Alexandra Gjerpen as AlexPhoto: YouTube

Alex’s arc is one of three tracked on Young & Promising, a series that had a pair of six-episode seasons on the publicly-funded network NRK, beginning in 2015. The others belong to her former roommate, Elise Evinsen (Siri Seljeseth), and their friend Nenne Mørch (Gine Cornelia Pedersen). Since Seljeseth created the show, serves as a writer, and is the first of the trio we meet onscreen, its easy to construe her as another Hannah Horvath. Girls opens with a jolting parental confession, when Hannah learns that she’s been financially cut off. In the Norwegian pilot, Elise’s parents cop to something much more tawdry, what her mom calls “a special situation”: Elise’s father has impregnated another woman. Young & Promising does not lead with this, however, instead laying the groundwork for everything to come with a bit of winking self-deprecation. We’re introduced to Elise in Southern California of all places, where she’s in a plane at LAX, preparing for a 72-hour visit to her homeland so she can renew her visa (this obviously isn’t going to happen — for the plot’s sake, she needs to stay enmeshed with her family and friends). Elise cheers up her tearful seatmate (who is honeymooning solo) by revealing that she hasn’t interacted with her best friend, Anders (Jakob Oftebro) since sneaking out of his apartment months ago, after they slept together for the first time. Also, “I have a degree in acting, but it qualifies me to play Bob the Builder at a shopping mall,” a post she held for three years. Her actual dream job is stand-up comedian (she tells all her jokes in English).
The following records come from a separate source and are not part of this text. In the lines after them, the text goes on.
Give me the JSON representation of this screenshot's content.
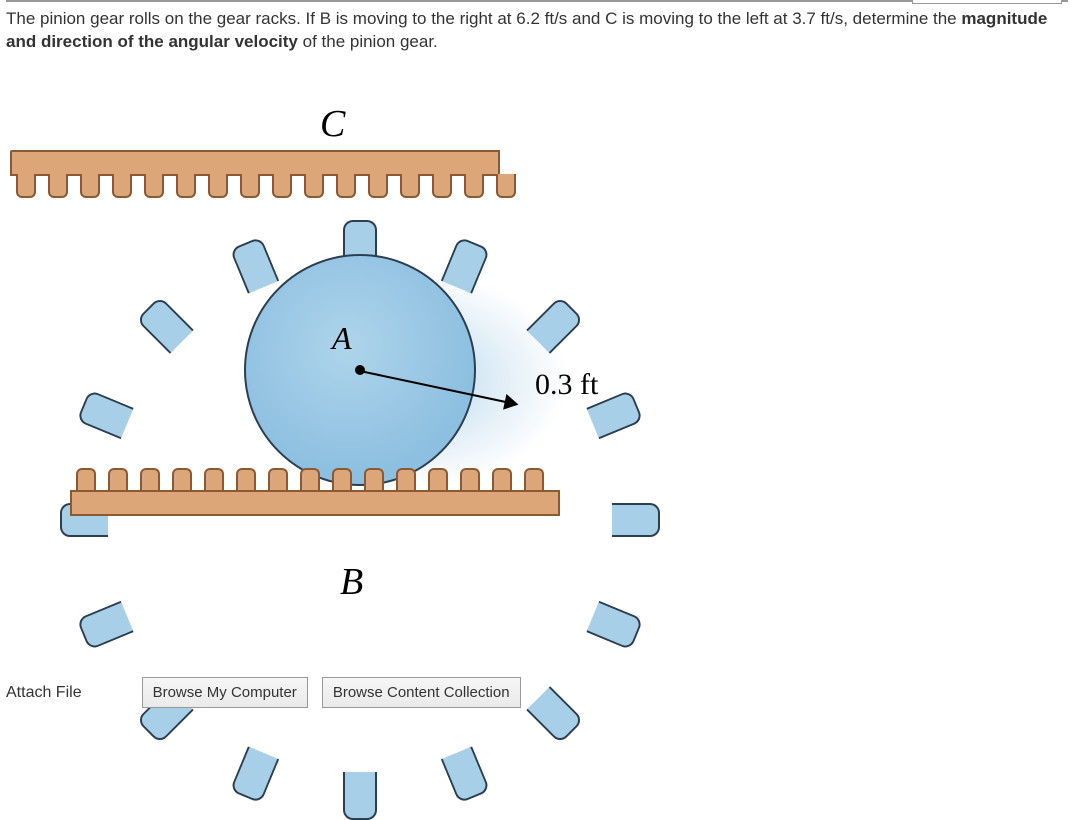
{
  "question": {
    "pre": "The pinion gear rolls on the gear racks. If B is moving to the right at ",
    "vB": "6.2 ft/s",
    "mid1": " and C is moving to the left at ",
    "vC": "3.7 ft/s",
    "mid2": ", determine the ",
    "bold": "magnitude and direction of the angular velocity",
    "post": " of the pinion gear."
  },
  "figure": {
    "labels": {
      "C": "C",
      "A": "A",
      "B": "B",
      "radius": "0.3 ft"
    },
    "radius_ft": 0.3,
    "gear": {
      "tooth_count": 16,
      "body_color": "#8cbfe0",
      "tooth_color": "#a7cfe8",
      "outline_color": "#2c3e50"
    },
    "rack": {
      "top_teeth": 16,
      "bottom_teeth": 15,
      "fill_color": "#dca678",
      "outline_color": "#8a5a33"
    }
  },
  "attach": {
    "label": "Attach File",
    "browse_computer": "Browse My Computer",
    "browse_collection": "Browse Content Collection"
  }
}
Siri Seljeseth as ElisePhoto: YouTube

The most Hannah-esque storyline actually belongs to Nenne, a catering staffer with author ambitions. Two men at a publishing start-up wants to include one chapter of her manuscript in an anthology, hailing it as a documentary of the female experience. “That’s like saying Moby Dick is bout a whale,” Nenne scoffs, refusing their offer in hopes of publishing her book elsewhere in its entirety. Publishing magnate Sissel Lundquist (Ingunn Øyen) pledges to do just that, yet this claim is made when Nenne finds Sissel drunk and applying lipgloss while sitting on a closed toilet, her underwear around her ankles (the initial episodes of Young & Promising don’t include sex or nudity — though it’s happens later, according to previews — and Øyen’s fearless bids to capture authenticity for the sake of art would doubtlessly earn Lena Dunham‘s approval). Whether the book deal carries over to Sissel’s sober life remains to be seen.
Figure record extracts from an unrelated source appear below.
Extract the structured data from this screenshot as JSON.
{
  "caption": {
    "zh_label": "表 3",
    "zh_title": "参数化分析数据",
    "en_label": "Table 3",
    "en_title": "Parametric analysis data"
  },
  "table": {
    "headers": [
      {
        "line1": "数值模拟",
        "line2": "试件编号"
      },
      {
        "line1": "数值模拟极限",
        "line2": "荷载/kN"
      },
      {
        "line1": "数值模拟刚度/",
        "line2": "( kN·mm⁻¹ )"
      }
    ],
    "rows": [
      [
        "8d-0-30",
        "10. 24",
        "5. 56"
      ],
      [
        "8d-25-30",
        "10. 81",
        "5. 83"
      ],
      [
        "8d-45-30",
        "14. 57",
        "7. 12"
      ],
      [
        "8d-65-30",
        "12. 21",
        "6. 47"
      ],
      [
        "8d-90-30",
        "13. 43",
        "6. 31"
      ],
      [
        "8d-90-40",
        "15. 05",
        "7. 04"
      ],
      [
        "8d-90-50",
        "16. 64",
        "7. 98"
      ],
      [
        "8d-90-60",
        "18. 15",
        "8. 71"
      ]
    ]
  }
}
Gine Cornelia Pedersen as NennePhoto: YouTube

Young & Promising is engaging indeed; I found myself rooting for these characters and actually wanting to befriend them, unlike, at this point, the Girls protagonists. Perhaps this is due to their international novelty — I haven’t been reading non-stop think pieces about every choice made by Elise, Alex and Nenne. Also, this trio is ambitious without being entitled, and impressively wholesome even in self-indulgent moments.